Car voilà notre plus grand devoir en tant que parent : être heureux ! Alors, pour la plupart d'entre nous, cela fera l'objet d'un grand travail sur soi mais l'effort en vaut la chandelle ! A la clé : une vie réussie et le bonheur en héritage pour nos enfants !
Voilà voilà, il se fait que pendant longtemps, je n'ai été ni vraiment dans la file du "connu"ni vraiment dans celle de mes passions, dans cet espèce de no man's land de la décision où, par la force des choses, on n'atteint aucun guichet et perd sa place constamment!
A présent, je suis engagée dans la file de mes espoirs mais n'ai pas encore atteint le guichet ! Je sais en tout cas que j'y arriverai un jour même s'il m'arrive encore parfois de devoir lutter pour ne pas être tentée de rejoindre l'autre !

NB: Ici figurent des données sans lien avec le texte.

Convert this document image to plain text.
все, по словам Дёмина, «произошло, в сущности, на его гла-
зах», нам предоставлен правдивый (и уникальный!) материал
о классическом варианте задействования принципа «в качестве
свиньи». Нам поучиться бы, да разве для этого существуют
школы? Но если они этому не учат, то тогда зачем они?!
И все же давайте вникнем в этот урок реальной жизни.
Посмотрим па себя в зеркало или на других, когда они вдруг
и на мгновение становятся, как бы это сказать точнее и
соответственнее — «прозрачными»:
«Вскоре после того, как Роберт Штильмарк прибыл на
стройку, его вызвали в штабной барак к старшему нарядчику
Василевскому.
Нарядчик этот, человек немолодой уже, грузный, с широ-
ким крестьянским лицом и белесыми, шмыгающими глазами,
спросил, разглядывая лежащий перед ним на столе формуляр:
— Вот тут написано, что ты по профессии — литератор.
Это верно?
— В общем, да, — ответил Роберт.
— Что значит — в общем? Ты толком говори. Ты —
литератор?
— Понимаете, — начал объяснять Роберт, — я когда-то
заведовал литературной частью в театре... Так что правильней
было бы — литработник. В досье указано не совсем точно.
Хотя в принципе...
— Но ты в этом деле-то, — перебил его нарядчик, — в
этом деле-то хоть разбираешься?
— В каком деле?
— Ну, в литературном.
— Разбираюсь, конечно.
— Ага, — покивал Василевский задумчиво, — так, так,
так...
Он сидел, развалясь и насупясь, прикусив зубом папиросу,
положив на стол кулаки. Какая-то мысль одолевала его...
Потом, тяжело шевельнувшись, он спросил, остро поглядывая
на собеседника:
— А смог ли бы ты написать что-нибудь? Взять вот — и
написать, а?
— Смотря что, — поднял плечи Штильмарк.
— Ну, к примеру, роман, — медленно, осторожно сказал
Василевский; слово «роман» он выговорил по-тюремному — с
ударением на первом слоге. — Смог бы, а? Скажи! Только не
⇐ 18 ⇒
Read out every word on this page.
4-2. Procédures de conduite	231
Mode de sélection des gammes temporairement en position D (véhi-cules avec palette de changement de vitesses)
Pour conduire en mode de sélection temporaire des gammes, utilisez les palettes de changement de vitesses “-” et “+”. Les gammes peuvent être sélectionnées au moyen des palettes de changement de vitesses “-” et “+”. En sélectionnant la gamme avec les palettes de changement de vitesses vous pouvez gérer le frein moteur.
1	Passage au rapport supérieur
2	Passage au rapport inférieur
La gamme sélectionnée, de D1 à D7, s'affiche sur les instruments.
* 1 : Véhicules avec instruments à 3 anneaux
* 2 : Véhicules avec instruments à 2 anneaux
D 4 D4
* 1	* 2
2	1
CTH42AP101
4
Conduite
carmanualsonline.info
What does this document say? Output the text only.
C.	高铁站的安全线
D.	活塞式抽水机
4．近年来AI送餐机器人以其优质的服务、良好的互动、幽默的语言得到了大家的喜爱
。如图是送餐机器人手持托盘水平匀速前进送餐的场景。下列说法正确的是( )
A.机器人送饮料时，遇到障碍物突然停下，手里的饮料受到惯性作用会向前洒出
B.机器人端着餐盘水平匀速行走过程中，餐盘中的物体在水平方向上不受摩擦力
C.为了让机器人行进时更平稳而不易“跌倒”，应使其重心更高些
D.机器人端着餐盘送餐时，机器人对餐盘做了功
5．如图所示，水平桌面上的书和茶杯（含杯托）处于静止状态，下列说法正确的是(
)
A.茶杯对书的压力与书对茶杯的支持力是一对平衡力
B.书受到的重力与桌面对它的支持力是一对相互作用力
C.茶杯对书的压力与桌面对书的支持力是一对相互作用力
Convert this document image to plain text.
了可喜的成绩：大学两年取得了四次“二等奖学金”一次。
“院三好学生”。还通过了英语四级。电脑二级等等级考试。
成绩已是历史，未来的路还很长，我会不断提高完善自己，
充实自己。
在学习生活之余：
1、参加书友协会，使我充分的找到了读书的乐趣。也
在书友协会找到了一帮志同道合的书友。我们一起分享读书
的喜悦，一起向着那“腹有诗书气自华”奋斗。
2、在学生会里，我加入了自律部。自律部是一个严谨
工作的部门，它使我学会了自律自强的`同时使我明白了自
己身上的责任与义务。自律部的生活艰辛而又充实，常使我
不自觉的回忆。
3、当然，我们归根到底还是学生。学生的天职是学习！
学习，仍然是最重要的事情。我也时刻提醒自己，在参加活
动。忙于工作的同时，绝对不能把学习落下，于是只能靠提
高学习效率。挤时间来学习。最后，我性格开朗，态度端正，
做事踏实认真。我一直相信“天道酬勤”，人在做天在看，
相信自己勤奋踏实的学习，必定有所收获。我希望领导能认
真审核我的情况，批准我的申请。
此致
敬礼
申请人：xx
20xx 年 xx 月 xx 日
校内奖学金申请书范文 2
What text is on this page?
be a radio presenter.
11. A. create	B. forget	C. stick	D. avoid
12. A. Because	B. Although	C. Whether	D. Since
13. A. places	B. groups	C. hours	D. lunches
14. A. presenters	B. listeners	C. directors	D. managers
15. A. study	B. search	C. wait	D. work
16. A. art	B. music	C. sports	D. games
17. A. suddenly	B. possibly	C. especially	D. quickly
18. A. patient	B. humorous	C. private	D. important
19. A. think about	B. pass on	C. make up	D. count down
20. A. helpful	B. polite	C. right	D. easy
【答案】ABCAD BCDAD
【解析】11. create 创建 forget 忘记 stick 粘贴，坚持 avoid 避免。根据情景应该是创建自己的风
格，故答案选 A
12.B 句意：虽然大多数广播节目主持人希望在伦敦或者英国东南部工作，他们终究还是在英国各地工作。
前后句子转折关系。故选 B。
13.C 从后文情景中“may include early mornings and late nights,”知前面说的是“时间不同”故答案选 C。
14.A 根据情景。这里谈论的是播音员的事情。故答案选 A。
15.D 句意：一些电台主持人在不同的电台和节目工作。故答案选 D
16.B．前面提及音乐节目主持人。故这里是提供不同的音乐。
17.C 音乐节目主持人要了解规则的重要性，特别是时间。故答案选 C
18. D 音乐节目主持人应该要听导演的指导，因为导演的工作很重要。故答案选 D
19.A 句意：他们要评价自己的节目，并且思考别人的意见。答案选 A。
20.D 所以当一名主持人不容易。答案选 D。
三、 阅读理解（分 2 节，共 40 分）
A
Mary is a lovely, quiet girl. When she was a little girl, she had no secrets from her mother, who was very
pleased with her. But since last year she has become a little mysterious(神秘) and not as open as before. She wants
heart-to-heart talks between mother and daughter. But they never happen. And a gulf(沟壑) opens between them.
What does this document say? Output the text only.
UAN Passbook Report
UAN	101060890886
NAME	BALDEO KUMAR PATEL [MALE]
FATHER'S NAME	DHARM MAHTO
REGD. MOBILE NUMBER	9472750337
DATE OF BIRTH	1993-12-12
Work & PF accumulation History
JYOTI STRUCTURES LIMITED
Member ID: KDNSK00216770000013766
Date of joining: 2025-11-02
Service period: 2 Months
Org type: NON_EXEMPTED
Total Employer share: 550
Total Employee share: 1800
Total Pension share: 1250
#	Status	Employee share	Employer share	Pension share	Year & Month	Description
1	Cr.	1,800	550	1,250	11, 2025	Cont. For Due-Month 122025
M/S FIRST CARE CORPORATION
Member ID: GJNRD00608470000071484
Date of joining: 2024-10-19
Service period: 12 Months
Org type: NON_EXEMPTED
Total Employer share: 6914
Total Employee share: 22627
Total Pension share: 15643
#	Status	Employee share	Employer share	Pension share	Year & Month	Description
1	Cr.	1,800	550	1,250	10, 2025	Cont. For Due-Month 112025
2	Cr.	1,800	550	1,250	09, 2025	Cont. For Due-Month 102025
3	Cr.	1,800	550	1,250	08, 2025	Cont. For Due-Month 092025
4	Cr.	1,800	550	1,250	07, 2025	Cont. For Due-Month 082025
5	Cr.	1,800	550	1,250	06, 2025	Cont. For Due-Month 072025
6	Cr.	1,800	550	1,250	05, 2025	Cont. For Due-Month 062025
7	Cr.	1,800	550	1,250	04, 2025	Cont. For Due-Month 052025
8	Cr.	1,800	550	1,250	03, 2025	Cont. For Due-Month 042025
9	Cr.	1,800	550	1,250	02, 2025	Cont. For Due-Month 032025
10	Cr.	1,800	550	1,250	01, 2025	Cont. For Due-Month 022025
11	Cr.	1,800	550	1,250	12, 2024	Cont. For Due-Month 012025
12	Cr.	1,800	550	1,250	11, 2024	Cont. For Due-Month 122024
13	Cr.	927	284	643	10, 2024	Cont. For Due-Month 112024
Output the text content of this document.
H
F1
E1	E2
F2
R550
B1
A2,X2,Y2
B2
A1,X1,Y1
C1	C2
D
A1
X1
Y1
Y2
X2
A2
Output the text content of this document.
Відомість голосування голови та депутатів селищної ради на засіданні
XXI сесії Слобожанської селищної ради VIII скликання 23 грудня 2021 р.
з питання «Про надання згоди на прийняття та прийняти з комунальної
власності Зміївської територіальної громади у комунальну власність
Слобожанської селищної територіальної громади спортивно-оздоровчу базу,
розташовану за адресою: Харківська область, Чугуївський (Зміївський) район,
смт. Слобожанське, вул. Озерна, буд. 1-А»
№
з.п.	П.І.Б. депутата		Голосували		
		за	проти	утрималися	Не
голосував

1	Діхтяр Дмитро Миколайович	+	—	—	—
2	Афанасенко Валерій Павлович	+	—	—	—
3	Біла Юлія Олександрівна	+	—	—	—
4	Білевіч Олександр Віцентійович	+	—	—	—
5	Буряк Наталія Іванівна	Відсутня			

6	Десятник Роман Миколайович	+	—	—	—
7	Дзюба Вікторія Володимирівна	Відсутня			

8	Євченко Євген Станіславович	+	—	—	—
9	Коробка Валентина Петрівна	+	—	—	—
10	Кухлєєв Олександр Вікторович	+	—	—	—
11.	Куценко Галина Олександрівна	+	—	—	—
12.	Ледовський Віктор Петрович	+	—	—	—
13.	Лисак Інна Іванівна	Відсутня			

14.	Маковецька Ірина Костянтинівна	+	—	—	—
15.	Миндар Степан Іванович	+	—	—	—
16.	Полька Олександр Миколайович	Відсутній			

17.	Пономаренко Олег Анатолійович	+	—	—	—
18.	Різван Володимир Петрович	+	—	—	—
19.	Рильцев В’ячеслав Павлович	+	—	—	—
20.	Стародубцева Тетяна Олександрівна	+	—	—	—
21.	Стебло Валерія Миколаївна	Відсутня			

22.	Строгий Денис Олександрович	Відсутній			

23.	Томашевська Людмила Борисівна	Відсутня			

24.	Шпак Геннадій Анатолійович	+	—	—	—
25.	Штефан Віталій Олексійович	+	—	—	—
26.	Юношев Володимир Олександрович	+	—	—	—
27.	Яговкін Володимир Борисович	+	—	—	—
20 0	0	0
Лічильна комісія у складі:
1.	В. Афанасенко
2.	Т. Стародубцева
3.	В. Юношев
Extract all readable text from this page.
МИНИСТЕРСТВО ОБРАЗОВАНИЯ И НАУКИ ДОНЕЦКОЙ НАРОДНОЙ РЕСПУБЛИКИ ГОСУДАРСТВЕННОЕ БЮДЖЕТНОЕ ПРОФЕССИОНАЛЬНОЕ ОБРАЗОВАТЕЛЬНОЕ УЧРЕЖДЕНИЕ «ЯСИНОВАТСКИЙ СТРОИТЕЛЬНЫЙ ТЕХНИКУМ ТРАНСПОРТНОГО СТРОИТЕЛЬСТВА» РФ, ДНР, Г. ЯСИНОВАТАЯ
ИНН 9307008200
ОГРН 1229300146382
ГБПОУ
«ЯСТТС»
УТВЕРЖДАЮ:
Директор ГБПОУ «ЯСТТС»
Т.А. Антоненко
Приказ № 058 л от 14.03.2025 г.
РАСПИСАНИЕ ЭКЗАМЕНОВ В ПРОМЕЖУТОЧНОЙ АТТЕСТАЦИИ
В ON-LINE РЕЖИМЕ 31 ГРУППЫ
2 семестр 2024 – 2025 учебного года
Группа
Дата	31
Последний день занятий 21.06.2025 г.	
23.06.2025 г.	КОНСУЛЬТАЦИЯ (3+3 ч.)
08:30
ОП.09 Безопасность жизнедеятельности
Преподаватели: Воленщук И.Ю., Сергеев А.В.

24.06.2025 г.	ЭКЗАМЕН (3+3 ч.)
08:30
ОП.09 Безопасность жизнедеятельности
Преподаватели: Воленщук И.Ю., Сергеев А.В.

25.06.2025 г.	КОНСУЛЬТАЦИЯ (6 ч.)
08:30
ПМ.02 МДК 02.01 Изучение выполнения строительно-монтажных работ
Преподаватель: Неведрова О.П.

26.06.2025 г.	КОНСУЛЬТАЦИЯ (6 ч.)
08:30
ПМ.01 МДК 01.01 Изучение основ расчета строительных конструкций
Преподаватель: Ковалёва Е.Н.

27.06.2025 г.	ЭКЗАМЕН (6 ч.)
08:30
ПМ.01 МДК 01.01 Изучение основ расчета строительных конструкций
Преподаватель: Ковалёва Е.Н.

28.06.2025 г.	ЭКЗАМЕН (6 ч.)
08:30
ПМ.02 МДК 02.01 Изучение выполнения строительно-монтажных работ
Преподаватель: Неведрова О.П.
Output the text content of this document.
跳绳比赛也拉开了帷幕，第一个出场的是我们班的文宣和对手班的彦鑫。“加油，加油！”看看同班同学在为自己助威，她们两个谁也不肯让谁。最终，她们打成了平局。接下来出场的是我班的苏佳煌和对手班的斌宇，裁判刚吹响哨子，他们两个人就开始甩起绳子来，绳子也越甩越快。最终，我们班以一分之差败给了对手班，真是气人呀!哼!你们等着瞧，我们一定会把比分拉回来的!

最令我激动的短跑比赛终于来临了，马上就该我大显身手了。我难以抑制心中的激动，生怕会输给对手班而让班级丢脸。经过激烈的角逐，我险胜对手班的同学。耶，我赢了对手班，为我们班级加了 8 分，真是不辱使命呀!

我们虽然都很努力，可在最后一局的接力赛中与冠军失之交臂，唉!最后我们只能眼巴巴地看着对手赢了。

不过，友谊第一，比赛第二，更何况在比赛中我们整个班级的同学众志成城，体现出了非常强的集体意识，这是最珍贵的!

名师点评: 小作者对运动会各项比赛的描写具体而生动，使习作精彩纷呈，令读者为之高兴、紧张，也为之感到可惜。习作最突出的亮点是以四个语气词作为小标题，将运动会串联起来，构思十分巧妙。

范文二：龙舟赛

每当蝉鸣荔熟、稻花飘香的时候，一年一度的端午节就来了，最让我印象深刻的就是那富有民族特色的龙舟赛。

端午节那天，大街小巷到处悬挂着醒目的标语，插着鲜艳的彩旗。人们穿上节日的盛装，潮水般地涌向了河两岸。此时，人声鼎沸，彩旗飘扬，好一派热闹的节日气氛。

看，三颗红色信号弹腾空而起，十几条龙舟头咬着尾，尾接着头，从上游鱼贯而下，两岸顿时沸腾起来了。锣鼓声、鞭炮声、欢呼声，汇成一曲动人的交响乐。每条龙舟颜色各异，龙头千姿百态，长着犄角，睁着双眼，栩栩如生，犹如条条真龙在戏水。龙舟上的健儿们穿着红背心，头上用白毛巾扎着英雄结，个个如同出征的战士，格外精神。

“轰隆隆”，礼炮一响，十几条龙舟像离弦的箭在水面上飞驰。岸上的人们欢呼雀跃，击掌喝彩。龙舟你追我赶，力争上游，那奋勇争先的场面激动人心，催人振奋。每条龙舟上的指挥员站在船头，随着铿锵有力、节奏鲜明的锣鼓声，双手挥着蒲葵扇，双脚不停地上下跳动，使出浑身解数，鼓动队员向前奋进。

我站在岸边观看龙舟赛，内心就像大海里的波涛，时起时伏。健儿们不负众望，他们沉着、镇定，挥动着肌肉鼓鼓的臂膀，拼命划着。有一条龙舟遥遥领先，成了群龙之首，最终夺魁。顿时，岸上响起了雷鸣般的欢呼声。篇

Cette fameuse force d'inertie, générée par les liens transgénérationnels, évoquée par Amanda dans son témoignage !
La clé, J.M. : je sais que je ne peux plus prendre mon thème isolément et qu'il est temps que je le relie encore davantage à mon histoire familiale.
Merci à toi, J.M., et à Martine, de contribuer si généreusement et si efficacement à notre renaissance. Tout, dans votre enseignement, me conforte dans la certitude que nous pouvons recouvrer le pouvoir de façonner notre vie à notre image.